Primary Key Index Automatic - mysql

I m currently doing a project using mysql and am a perfect beginner in it.....
I made a table with the following columns.....
ID // A integer type column which is a primary key........
Date // A Date type column.........
Day // A String column.........
Now i just wanna know whether there exist any method by which the ID column insertion value is automatically generated......??
for eg: - If i insert a date - 4/10/1992 and Day - WED as values. The Mysql Server should automatically generate any integer value starting from 1 checking whether they exist.
i.e in a table containing the values
ID Date Day
1 01/02/1987 Sun
3 04/08/1990 Sun
If i m inserting the Date value and Day value(specified in the example) in the above table. It should be inserted as
2 04/10/1992 WED
I tried methods like using auto incrementer.....But i m afraid it just only increments the ID value.
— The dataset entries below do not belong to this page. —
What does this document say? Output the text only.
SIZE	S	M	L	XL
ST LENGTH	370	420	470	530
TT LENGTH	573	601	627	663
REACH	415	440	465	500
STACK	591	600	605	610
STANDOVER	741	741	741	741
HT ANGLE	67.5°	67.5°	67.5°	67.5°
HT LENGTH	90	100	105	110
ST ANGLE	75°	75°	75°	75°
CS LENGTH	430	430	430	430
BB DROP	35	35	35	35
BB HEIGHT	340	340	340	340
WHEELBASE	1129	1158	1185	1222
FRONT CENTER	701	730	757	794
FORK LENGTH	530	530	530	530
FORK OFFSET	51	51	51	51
There's a way to do this, but it's going to affect performance. Go ahead and keep auto_increment on the column, just for the first insert, or for when you want to insert more quickly.
Even with auto_increment on a column, you can specify the value, so long as it doesn't collide with an existing value.
To get the next value or first gap:
SELECT a.ID + 1 AS NextID FROM tbl a
LEFT JOIN tbl b ON b.ID = a.ID + 1
WHERE b.ID IS NULL
ORDER BY a.ID
LIMIT 1
If you get an empty set, just use 1, or let auto_increment do its thing.
For concurrency sake, you will need to lock the table to keep other sessions from using the next ID which you just found.

Well...i understood your problem...You want to generate the entries in such a way that it can control it's limit...
Well i've got a solution which is quite whacky...you may accept it if u feel like....
create your table with your primary key in auto increment mode using unsigned int (as every one suggested here)....
now consider two situations....
If your table needs to be cleared every single year or within certain duration(if such a situation exist)....
perform alter table operation to disable autoincrement mode and delete all your contents...
and then enable it again......
if what you are doing is some sort of datawarehousing.....so that a database for years....
then included a sql query to find the smallest primary key value using predefined key functions before you insert and if it is more than the 2^33 create a new table with the same details and you should maintain a seperate table to track the number of tables of this types
The trick is bit complicated and i m afraid....there don't exist a simple way as you expected....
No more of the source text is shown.